Il faut rappeler que la croyance permet d’attribuer une cause à un phénomène qui n’a pas de sens et donc de le rendre acceptable. Ceci explique par exemple importance de ce que l’on appelle les théories conspiratoires du pouvoir et qui explique les menaces, les dangers ou les risques dans nos sociétés à partir de forces occultes qui manipulent les sociétés de façon cachée. Comme elles sont cachées, elles sont évidemment irréfutables. Croire à la conspiration et aux liens de causalité entre ceux qui agissent et les malheurs du quotidien est un moyen assez simple de donner du sens à sa vie. C’est le mécanisme même de la « sorcellerie », de la conspiration et de la paranoïa. Face à l’inconnu qui est associé au risque, les acteurs partent souvent de deux choses vraies, il y a dans la société des hommes politiques, des entreprises, des militants, des journalistes, des scientifiques, des groupes de pression qui essayent d’influencer le cours des choses d’un côté, et de l’autre la vie quotidienne qui est traversée de nombreux risques comme aujourd’hui le chômage, les problèmes de pouvoir d’achat, les risques de maladies, etc. tous ces malheurs prennent sens si on peut attribuer une source, une origine et donc une cause à l’heure existence.

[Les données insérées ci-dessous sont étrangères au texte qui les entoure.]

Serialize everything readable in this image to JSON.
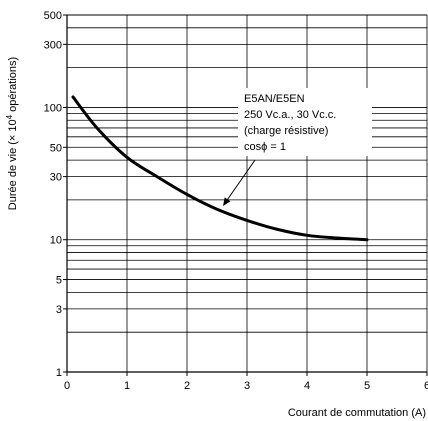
{
  "chart_data": {
    "type": "line",
    "title": "",
    "xlabel": "Courant de commutation (A)",
    "ylabel": "Durée de vie (× 10⁴ opérations)",
    "ylabel_parts": {
      "before": "Durée de vie (",
      "times": "×",
      "ten": " 10",
      "exp": "4",
      "after": " opérations)"
    },
    "x_scale": "linear",
    "y_scale": "log",
    "xlim": [
      0,
      6
    ],
    "ylim": [
      1,
      500
    ],
    "x_ticks": [
      0,
      1,
      2,
      3,
      4,
      5,
      6
    ],
    "x_tick_labels": [
      "0",
      "1",
      "2",
      "3",
      "4",
      "5",
      "6"
    ],
    "y_ticks": [
      1,
      3,
      5,
      10,
      30,
      50,
      100,
      300,
      500
    ],
    "y_tick_labels": [
      "1",
      "3",
      "5",
      "10",
      "30",
      "50",
      "100",
      "300",
      "500"
    ],
    "grid": true,
    "series": [
      {
        "name": "",
        "color": "#000000",
        "x": [
          0.1,
          0.5,
          1.0,
          1.5,
          2.0,
          2.5,
          3.0,
          3.5,
          4.0,
          4.5,
          5.0
        ],
        "y": [
          120,
          70,
          42,
          30,
          22,
          17,
          14,
          12,
          10.8,
          10.3,
          10.0
        ]
      }
    ],
    "annotation": {
      "lines": [
        "E5AN/E5EN",
        "250 Vc.a., 30 Vc.c.",
        "(charge résistive)",
        "cosϕ = 1"
      ],
      "arrow_to": {
        "x": 2.6,
        "y": 18
      }
    }
  }
}
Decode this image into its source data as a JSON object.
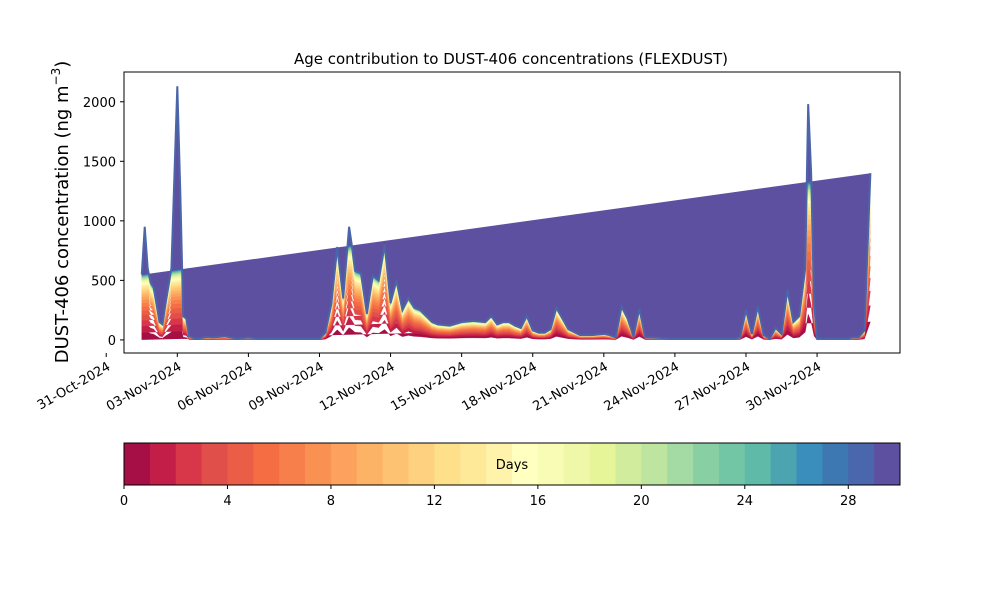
{
  "chart_data": {
    "type": "area",
    "title": "Age contribution to DUST-406 concentrations (FLEXDUST)",
    "ylabel": "DUST-406 concentration (ng m",
    "ylabel_sup": "−3",
    "ylabel_close": ")",
    "xlabel": "",
    "ylim": [
      -110,
      2250
    ],
    "xlim": [
      "2024-10-31T18:00",
      "2024-12-03T12:00"
    ],
    "y_ticks": [
      0,
      500,
      1000,
      1500,
      2000
    ],
    "x_ticks": [
      {
        "date": "2024-10-31",
        "label": "31-Oct-2024"
      },
      {
        "date": "2024-11-03",
        "label": "03-Nov-2024"
      },
      {
        "date": "2024-11-06",
        "label": "06-Nov-2024"
      },
      {
        "date": "2024-11-09",
        "label": "09-Nov-2024"
      },
      {
        "date": "2024-11-12",
        "label": "12-Nov-2024"
      },
      {
        "date": "2024-11-15",
        "label": "15-Nov-2024"
      },
      {
        "date": "2024-11-18",
        "label": "18-Nov-2024"
      },
      {
        "date": "2024-11-21",
        "label": "21-Nov-2024"
      },
      {
        "date": "2024-11-24",
        "label": "24-Nov-2024"
      },
      {
        "date": "2024-11-27",
        "label": "27-Nov-2024"
      },
      {
        "date": "2024-11-30",
        "label": "30-Nov-2024"
      }
    ],
    "total_line_color": "#4a65a8",
    "x": [
      "2024-11-01T12:00",
      "2024-11-01T15:00",
      "2024-11-01T18:00",
      "2024-11-01T21:00",
      "2024-11-02T00:00",
      "2024-11-02T06:00",
      "2024-11-02T09:00",
      "2024-11-02T12:00",
      "2024-11-02T18:00",
      "2024-11-03T00:00",
      "2024-11-03T03:00",
      "2024-11-03T06:00",
      "2024-11-03T09:00",
      "2024-11-03T12:00",
      "2024-11-03T15:00",
      "2024-11-03T18:00",
      "2024-11-03T21:00",
      "2024-11-04T00:00",
      "2024-11-04T03:00",
      "2024-11-04T06:00",
      "2024-11-04T12:00",
      "2024-11-05T00:00",
      "2024-11-05T12:00",
      "2024-11-06T00:00",
      "2024-11-06T12:00",
      "2024-11-07T00:00",
      "2024-11-07T12:00",
      "2024-11-08T00:00",
      "2024-11-08T12:00",
      "2024-11-09T00:00",
      "2024-11-09T06:00",
      "2024-11-09T12:00",
      "2024-11-09T18:00",
      "2024-11-10T00:00",
      "2024-11-10T06:00",
      "2024-11-10T09:00",
      "2024-11-10T12:00",
      "2024-11-10T18:00",
      "2024-11-11T00:00",
      "2024-11-11T06:00",
      "2024-11-11T12:00",
      "2024-11-11T18:00",
      "2024-11-12T00:00",
      "2024-11-12T06:00",
      "2024-11-12T12:00",
      "2024-11-12T18:00",
      "2024-11-13T00:00",
      "2024-11-13T06:00",
      "2024-11-13T12:00",
      "2024-11-13T18:00",
      "2024-11-14T00:00",
      "2024-11-14T12:00",
      "2024-11-15T00:00",
      "2024-11-15T12:00",
      "2024-11-16T00:00",
      "2024-11-16T06:00",
      "2024-11-16T12:00",
      "2024-11-16T18:00",
      "2024-11-17T00:00",
      "2024-11-17T06:00",
      "2024-11-17T12:00",
      "2024-11-17T18:00",
      "2024-11-18T00:00",
      "2024-11-18T06:00",
      "2024-11-18T12:00",
      "2024-11-18T18:00",
      "2024-11-19T00:00",
      "2024-11-19T12:00",
      "2024-11-20T00:00",
      "2024-11-20T12:00",
      "2024-11-21T00:00",
      "2024-11-21T06:00",
      "2024-11-21T12:00",
      "2024-11-21T18:00",
      "2024-11-22T00:00",
      "2024-11-22T06:00",
      "2024-11-22T12:00",
      "2024-11-22T18:00",
      "2024-11-23T00:00",
      "2024-11-24T00:00",
      "2024-11-25T00:00",
      "2024-11-26T00:00",
      "2024-11-26T12:00",
      "2024-11-26T18:00",
      "2024-11-27T00:00",
      "2024-11-27T06:00",
      "2024-11-27T12:00",
      "2024-11-27T18:00",
      "2024-11-28T00:00",
      "2024-11-28T06:00",
      "2024-11-28T12:00",
      "2024-11-28T18:00",
      "2024-11-29T00:00",
      "2024-11-29T06:00",
      "2024-11-29T12:00",
      "2024-11-29T15:00",
      "2024-11-29T18:00",
      "2024-11-29T21:00",
      "2024-11-30T00:00",
      "2024-11-30T06:00",
      "2024-11-30T12:00",
      "2024-11-30T18:00",
      "2024-12-01T00:00",
      "2024-12-01T06:00",
      "2024-12-01T12:00",
      "2024-12-01T18:00",
      "2024-12-02T00:00",
      "2024-12-02T06:00",
      "2024-12-02T09:00"
    ],
    "total": [
      550,
      950,
      600,
      480,
      440,
      150,
      130,
      300,
      600,
      2130,
      1250,
      200,
      180,
      30,
      20,
      10,
      10,
      15,
      20,
      25,
      20,
      30,
      10,
      20,
      10,
      10,
      10,
      10,
      10,
      10,
      60,
      300,
      780,
      350,
      950,
      780,
      580,
      560,
      220,
      540,
      500,
      800,
      310,
      500,
      250,
      350,
      270,
      250,
      200,
      150,
      130,
      120,
      150,
      160,
      150,
      200,
      130,
      150,
      150,
      120,
      100,
      200,
      80,
      60,
      60,
      90,
      270,
      90,
      40,
      40,
      50,
      40,
      20,
      280,
      180,
      30,
      260,
      20,
      20,
      10,
      10,
      10,
      10,
      20,
      250,
      50,
      280,
      40,
      10,
      100,
      50,
      420,
      150,
      200,
      600,
      1980,
      1400,
      300,
      10,
      10,
      10,
      10,
      10,
      10,
      20,
      20,
      80,
      1400
    ],
    "colorbar": {
      "label": "Days",
      "min": 0,
      "max": 30,
      "n_bins": 30,
      "ticks": [
        0,
        4,
        8,
        12,
        16,
        20,
        24,
        28
      ],
      "colors": [
        "#a50f45",
        "#c21e48",
        "#d8374a",
        "#e04f4a",
        "#ea5e47",
        "#f46d43",
        "#f67f4b",
        "#f99153",
        "#fca25e",
        "#fdb365",
        "#fdc372",
        "#fdd17f",
        "#fee08b",
        "#fee999",
        "#fff2aa",
        "#ffffbf",
        "#f8fcb5",
        "#eef8a8",
        "#e6f598",
        "#d0ec9c",
        "#bde5a0",
        "#a4daa4",
        "#88cfa4",
        "#72c6a5",
        "#5fbaa8",
        "#4da4b1",
        "#3a8ebb",
        "#3d78b3",
        "#4a66ac",
        "#5e50a1"
      ]
    }
  }
}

Apprivoiser le hasard grâce aux croyances et à la recherche d’une excitation « ludique » au sens large

Partons donc d’un constat qu’il n’est pas possible de supprimer le hasard et donc de le « prévoir » puisque par nature le hasard est imprévisible, mais qu’il existe un sentiment qu’il est possible de le « réduire » grâce aux probabilités d’un côté et aux croyances de l’autre.

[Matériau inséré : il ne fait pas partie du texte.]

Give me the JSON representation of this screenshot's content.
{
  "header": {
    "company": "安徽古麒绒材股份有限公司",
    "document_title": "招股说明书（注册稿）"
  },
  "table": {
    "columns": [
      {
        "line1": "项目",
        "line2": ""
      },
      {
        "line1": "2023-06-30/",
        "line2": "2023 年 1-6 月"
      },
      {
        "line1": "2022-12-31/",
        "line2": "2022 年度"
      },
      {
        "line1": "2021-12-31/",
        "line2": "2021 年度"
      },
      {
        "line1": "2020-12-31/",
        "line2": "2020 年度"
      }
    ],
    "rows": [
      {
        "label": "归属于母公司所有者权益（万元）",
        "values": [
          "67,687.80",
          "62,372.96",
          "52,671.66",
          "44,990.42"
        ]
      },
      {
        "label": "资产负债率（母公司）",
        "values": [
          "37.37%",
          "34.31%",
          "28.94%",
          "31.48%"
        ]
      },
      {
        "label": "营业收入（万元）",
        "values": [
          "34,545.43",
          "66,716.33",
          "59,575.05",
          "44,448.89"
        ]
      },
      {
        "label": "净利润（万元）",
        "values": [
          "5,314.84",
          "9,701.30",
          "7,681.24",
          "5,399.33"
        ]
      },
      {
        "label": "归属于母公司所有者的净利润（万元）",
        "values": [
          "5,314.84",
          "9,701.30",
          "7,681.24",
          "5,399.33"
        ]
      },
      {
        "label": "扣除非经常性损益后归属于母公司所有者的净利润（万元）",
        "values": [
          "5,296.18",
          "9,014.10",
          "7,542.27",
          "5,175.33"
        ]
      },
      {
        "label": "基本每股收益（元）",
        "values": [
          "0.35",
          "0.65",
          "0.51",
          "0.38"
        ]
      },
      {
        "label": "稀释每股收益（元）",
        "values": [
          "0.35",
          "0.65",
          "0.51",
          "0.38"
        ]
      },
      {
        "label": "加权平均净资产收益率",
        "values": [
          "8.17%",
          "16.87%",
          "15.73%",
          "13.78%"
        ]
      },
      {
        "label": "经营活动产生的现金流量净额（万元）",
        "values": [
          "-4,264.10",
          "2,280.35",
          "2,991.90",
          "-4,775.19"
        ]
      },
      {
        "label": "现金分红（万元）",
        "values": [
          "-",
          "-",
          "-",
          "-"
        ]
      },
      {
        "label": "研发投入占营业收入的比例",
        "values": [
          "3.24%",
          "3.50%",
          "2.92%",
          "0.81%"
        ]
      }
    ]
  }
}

La plupart des croyances par rapport aux jeux de hasard et éventuellement d’argent, sont associées à la recherche d’une excitation, d’un stimulus et donc d’une émotion. Et bien souvent pour chaque individu plus l’émotion est forte plus cela lui donne le sentiment que sa croyance est vraie. C’est souvent ce que l’on appelle le bon sens, l’intuition, le ressenti, etc. qui sont des émotions très utiles dans la vie quotidienne. Souvent les croyances se construisent petites à petit suivant le principe de progressivité montré par Gérald Bronner dans son travail sur les sectes par exemple. La croyance ne vient pas d’un seul coup elle se construit petit à petit par des signes et jusqu’à un certain seuil au-delà duquel une personne bascule dans une autre logique. Des enquêtes sur les joueurs montrent aussi que certains peuvent jouer un vendredi 13, ou par rapport à une série comme 10/11/12, comme l’an dernier le samedi 10 novembre 2012, non pas parce qu’il croit, au sens de superstition, mais parce que ce jour-là peut représenter un signe qui pousse à jouer et donc à éprouver une excitation sans que la croyance dans la coïncidence soit réelle.

Le plus souvent les croyances sont liées à ce qu’on appelle des biais cognitifs, l’équivalent des illusions d’optique.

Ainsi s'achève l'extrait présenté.